Barad: I would say, especially in the very early stage, you have to take risks and make investments. But I think there’s a tendency and a feeling like, “Oh, if only I could invest in this thing, things would be so much easier. We’d be so much more successful.” And that can get out of hand really quickly.
And I think, especially after some of the sort of blitz scaling type exuberance that we saw during the 2021/2022 bubble, you have to fight that urge, because what I’ve learned is that hype is not product-market fit, and it is temporary. Excitement is not a product-market fit. It is very easy to confuse sometimes initial excitement and hype with, “We figured it out. Let’s go full force,” when really, you’ve gotten to this initial level of engagement, but then there’s going to be a bunch of learnings and a period of time where you have to really improve the product, use case and application, and understand that.
And one, if you’re bigger, you’re going to be spending more money, and you’re going to hit this lull, which it seems everybody does, or the market changes.
And two is, once you’re bigger, it is much harder to make those changes and investments in the underlying product and infrastructure, and so at the time when you need to make the changes most, now you’re too big to make those adjustments.
What I see happens is you get some initial success, you grow, and then everyone’s like, “Let’s get bigger so we can capitalize more on the success,” when really you should be taking a breath and be like, “Let’s just refine the foundation,” even though maybe people are passing you by, or it seems like you’re missing some huge opportunity. Or there’s some flashy thing with new hardware, new technology gets released, and some of your competitors are taking advantage of it, but you’re not.
What I’ve learned is just take your time. Let them make those mistakes, and you ultimately will come out on top. Whoever has the stronger foundation will come out ahead. There is an element of slow and steady wins the race.

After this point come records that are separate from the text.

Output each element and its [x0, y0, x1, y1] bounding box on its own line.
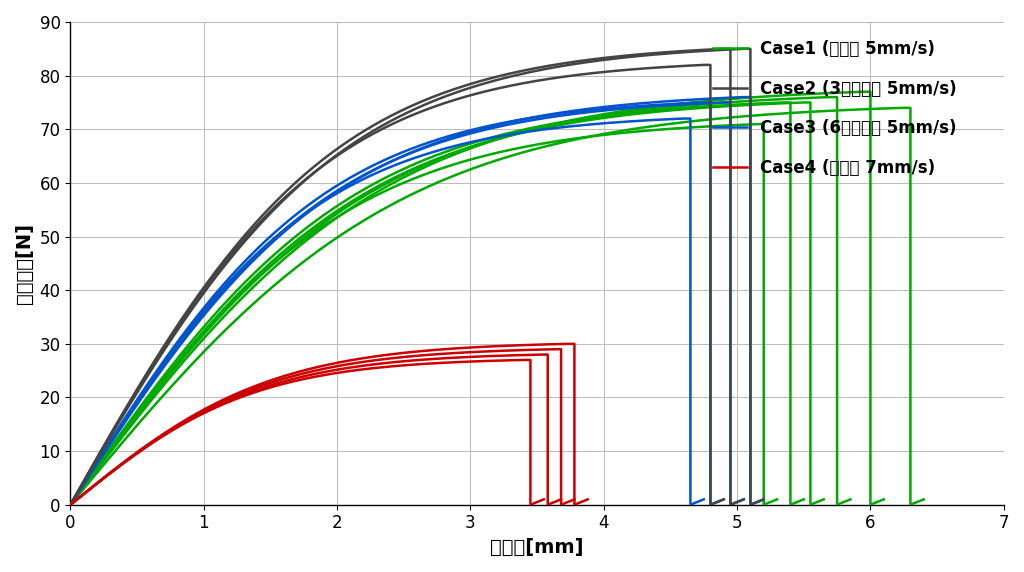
Case4 (未暴露 7mm/s) — [227, 396, 240, 403]
Case4 (未暴露 7mm/s) — [524, 501, 537, 508]
Case3 (6ケ月相当 5mm/s) — [517, 129, 529, 136]
Case3 (6ケ月相当 5mm/s) — [684, 501, 696, 508]
Case1 (未暴露 5mm/s) — [224, 300, 237, 307]
Case1 (未暴露 5mm/s) — [602, 131, 614, 138]
Case3 (6ケ月相当 5mm/s) — [357, 176, 370, 182]
Case3 (6ケ月相当 5mm/s) — [616, 118, 629, 125]
Line: Case2 (3ケ月相当 5mm/s): Case2 (3ケ月相当 5mm/s) — [71, 65, 724, 505]
Case4 (未暴露 7mm/s) — [538, 496, 550, 503]
Case4 (未暴露 7mm/s) — [474, 358, 486, 364]
Case1 (未暴露 5mm/s) — [758, 501, 770, 508]
Case4 (未暴露 7mm/s) — [214, 402, 226, 409]
X-axis label: たわみ[mm]: たわみ[mm] — [490, 538, 584, 557]
Case1 (未暴露 5mm/s) — [572, 134, 585, 141]
Case2 (3ケ月相当 5mm/s) — [291, 183, 303, 190]
Case4 (未暴露 7mm/s) — [283, 379, 295, 386]
Case4 (未暴露 7mm/s) — [520, 356, 532, 363]
Case1 (未暴露 5mm/s) — [312, 226, 325, 233]
Case2 (3ケ月相当 5mm/s) — [718, 496, 730, 503]
Case3 (6ケ月相当 5mm/s) — [265, 237, 278, 244]
Case4 (未暴露 7mm/s) — [386, 363, 398, 370]
Case1 (未暴露 5mm/s) — [663, 125, 675, 132]
Case4 (未暴露 7mm/s) — [65, 501, 77, 508]
Case3 (6ケ月相当 5mm/s) — [697, 496, 710, 503]
Case4 (未暴露 7mm/s) — [401, 362, 414, 368]
Case1 (未暴露 5mm/s) — [131, 410, 143, 416]
Case2 (3ケ月相当 5mm/s) — [634, 65, 646, 72]
Line: Case1 (未暴露 5mm/s): Case1 (未暴露 5mm/s) — [71, 124, 777, 505]
Line: Case4 (未暴露 7mm/s): Case4 (未暴露 7mm/s) — [71, 360, 544, 505]
Line: Case3 (6ケ月相当 5mm/s): Case3 (6ケ月相当 5mm/s) — [71, 118, 703, 505]
Case2 (3ケ月相当 5mm/s) — [532, 77, 545, 84]
Case1 (未暴露 5mm/s) — [65, 501, 77, 508]
Case2 (3ケ月相当 5mm/s) — [511, 81, 523, 88]
Case2 (3ケ月相当 5mm/s) — [368, 130, 380, 137]
Case3 (6ケ月相当 5mm/s) — [65, 501, 77, 508]
Case3 (6ケ月相当 5mm/s) — [678, 115, 690, 122]
Case2 (3ケ月相当 5mm/s) — [271, 201, 284, 208]
Case3 (6ケ月相当 5mm/s) — [284, 222, 296, 229]
Y-axis label: 曲げ荷重[N]: 曲げ荷重[N] — [15, 223, 34, 304]
Case2 (3ケ月相当 5mm/s) — [705, 501, 717, 508]
Case3 (6ケ月相当 5mm/s) — [497, 132, 509, 139]
Case1 (未暴露 5mm/s) — [771, 496, 783, 503]
Case2 (3ケ月相当 5mm/s) — [697, 61, 710, 68]
Legend: Case1 (未暴露 5mm/s), Case2 (3ケ月相当 5mm/s), Case3 (6ケ月相当 5mm/s), Case4 (未暴露 7mm/s): Case1 (未暴露 5mm/s), Case2 (3ケ月相当 5mm/s), … — [714, 40, 956, 177]
Case1 (未暴露 5mm/s) — [758, 121, 770, 128]
Case2 (3ケ月相当 5mm/s) — [65, 501, 77, 508]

MHN: But at the same time, technology changes so quickly, so how do you keep up with that change?
Barad: It’s really hard for business models to do that in the technology space. This is a struggle I have all the time with us, our partners and our customers. At some point, you just need to be like, look, what we do now has value, and what’s coming tomorrow is exciting, but we need to focus on scaling something, and if we’re always implementing something new or doing the new thing or the next thing, you’re not really making any progress. You’re just sort of in this pilot zone, and you need to really scale something up and prove it out, even though new stuff is coming out.

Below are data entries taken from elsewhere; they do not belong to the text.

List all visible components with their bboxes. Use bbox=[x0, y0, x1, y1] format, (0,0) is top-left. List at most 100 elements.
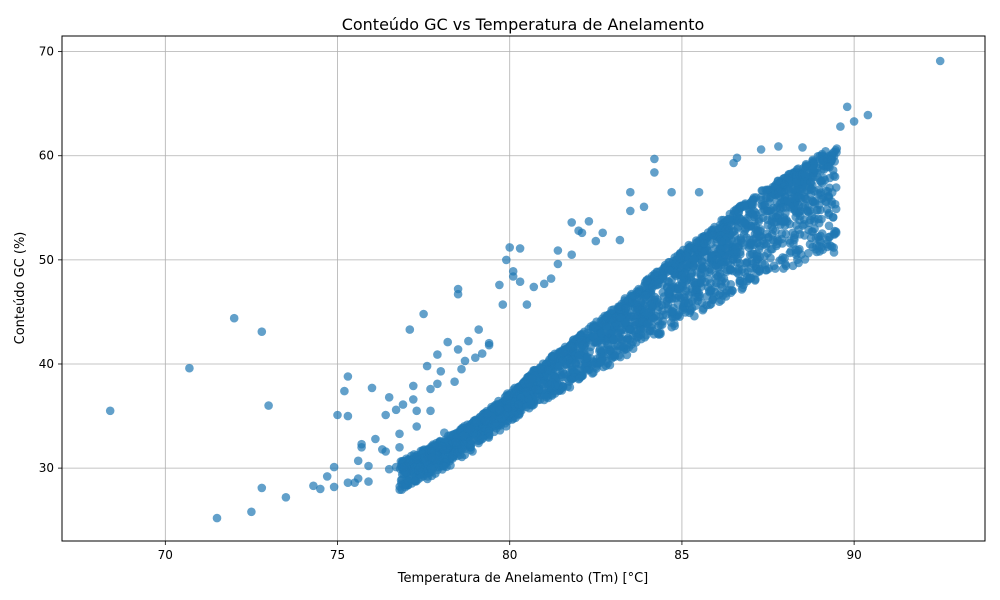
grid bbox=[62, 36, 985, 541]
data-point bbox=[650, 168, 659, 177]
data-point bbox=[768, 225, 778, 234]
data-point bbox=[471, 353, 480, 363]
data-point bbox=[816, 190, 825, 200]
data-point bbox=[583, 366, 592, 375]
data-point bbox=[583, 352, 592, 362]
data-point bbox=[628, 344, 638, 354]
data-point bbox=[664, 266, 674, 275]
data-point bbox=[105, 406, 115, 416]
x-tick-label: 85 bbox=[674, 548, 689, 562]
data-point bbox=[558, 356, 567, 366]
data-point bbox=[789, 239, 798, 249]
data-point bbox=[717, 276, 726, 286]
data-point bbox=[410, 476, 420, 486]
data-point bbox=[785, 248, 795, 258]
data-point bbox=[800, 200, 810, 210]
data-point bbox=[451, 438, 461, 447]
data-point bbox=[649, 330, 659, 339]
data-point bbox=[596, 357, 606, 366]
data-point bbox=[575, 374, 584, 383]
data-point bbox=[515, 244, 525, 253]
data-point bbox=[810, 199, 820, 208]
data-point bbox=[842, 102, 852, 112]
data-point bbox=[384, 464, 394, 474]
data-point bbox=[212, 513, 222, 523]
data-point bbox=[725, 265, 735, 275]
data-point bbox=[597, 329, 606, 338]
data-point bbox=[477, 349, 487, 358]
data-point bbox=[426, 406, 435, 416]
data-point bbox=[749, 212, 759, 222]
data-point bbox=[531, 385, 541, 394]
data-point bbox=[772, 203, 782, 212]
data-point bbox=[698, 305, 708, 315]
data-point bbox=[583, 328, 592, 338]
data-point bbox=[806, 177, 816, 187]
data-point bbox=[505, 243, 514, 252]
data-point bbox=[694, 187, 704, 197]
y-tick-label: 40 bbox=[39, 357, 54, 371]
data-point bbox=[495, 280, 504, 290]
data-point bbox=[482, 409, 492, 419]
data-point bbox=[684, 298, 693, 308]
data-point bbox=[417, 449, 426, 458]
data-point bbox=[391, 405, 401, 415]
data-point bbox=[381, 447, 391, 456]
data-point bbox=[500, 392, 510, 402]
data-point bbox=[650, 292, 660, 302]
data-point bbox=[677, 261, 687, 271]
data-point bbox=[371, 434, 380, 444]
data-point bbox=[684, 240, 694, 250]
data-point bbox=[781, 259, 790, 269]
data-point bbox=[398, 400, 408, 409]
data-point bbox=[634, 284, 643, 294]
data-point bbox=[343, 478, 353, 488]
data-point bbox=[792, 177, 801, 187]
data-point bbox=[343, 411, 353, 421]
data-point bbox=[746, 273, 755, 283]
data-point bbox=[747, 241, 756, 250]
data-point bbox=[704, 286, 714, 296]
data-point bbox=[529, 282, 539, 292]
data-point bbox=[621, 303, 631, 312]
data-point bbox=[815, 241, 824, 251]
data-point bbox=[632, 333, 642, 342]
data-point bbox=[716, 260, 726, 270]
data-point bbox=[811, 234, 821, 243]
data-point bbox=[340, 386, 349, 396]
data-point bbox=[849, 117, 859, 126]
data-point bbox=[708, 295, 717, 305]
data-point bbox=[628, 292, 637, 301]
data-point bbox=[281, 493, 291, 502]
data-point bbox=[641, 330, 651, 340]
x-axis-label: Temperatura de Anelamento (Tm) [°C] bbox=[397, 571, 649, 586]
data-point bbox=[405, 325, 415, 334]
data-point bbox=[716, 295, 726, 305]
data-point bbox=[472, 417, 481, 427]
data-point bbox=[748, 200, 758, 210]
data-point bbox=[574, 339, 584, 348]
data-point bbox=[616, 341, 625, 351]
data-point bbox=[498, 300, 508, 309]
data-point bbox=[725, 285, 734, 295]
data-point bbox=[567, 250, 576, 259]
data-point bbox=[415, 463, 425, 472]
data-point bbox=[773, 176, 783, 186]
data-point bbox=[465, 424, 475, 434]
data-point bbox=[453, 345, 463, 354]
data-point bbox=[185, 363, 194, 373]
data-point bbox=[740, 202, 749, 211]
data-point bbox=[763, 215, 772, 224]
data-point bbox=[474, 325, 484, 334]
data-point bbox=[697, 271, 706, 280]
data-point bbox=[384, 393, 394, 402]
data-point bbox=[778, 203, 788, 213]
y-tick-label: 70 bbox=[39, 45, 54, 59]
data-point bbox=[597, 339, 606, 348]
data-point bbox=[820, 175, 830, 185]
data-point bbox=[395, 429, 404, 439]
y-tick-label: 60 bbox=[39, 149, 54, 163]
data-point bbox=[685, 308, 694, 318]
data-point bbox=[671, 293, 681, 303]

So, having clear swim lanes of what is production, what is fully commercial, and what is new and experimental, and being very careful and clear, of “Hey, this is something we’re testing. This is not available, but we do want to look at it, and our customer wants to look at it.”
I’ve seen some companies say yes to everything. Anything new that comes out, they want to immediately show that they can do it, launch, talk about it, and try and get their customers excited about it. But then, when they actually try and do something, they realize that it’s like, we don’t actually want this, or there’s no underlying infrastructure to scale this, or you’re so distracted by the next thing that you can’t even invest the resources in the thing that you said that you can do to make it work. So, you run into a situation where you’re doing so much, but you’re not really good at any one thing.
MHN: Then that cash flow starts to run out pretty quickly, right?
Barad: Yeah, you’re spreading yourself thin on cash flow. What we found is, we made a bet in standalone VR very early. We’re just going to do standalone VR. There’s a lot of other stuff coming down, and that’s cool, but we’re going to stay away from that for now.
We’ve done like a bake-off, where we would go head-to-head, always with a company that would kind of do ten different things, and one of them was standalone VR. Whereas we only did standalone VR. So you get in the room, and it’s like night and day, because our whole company does this, whereas this is like a piece of what someone else does. You can clearly see the difference immediately that we are specialists.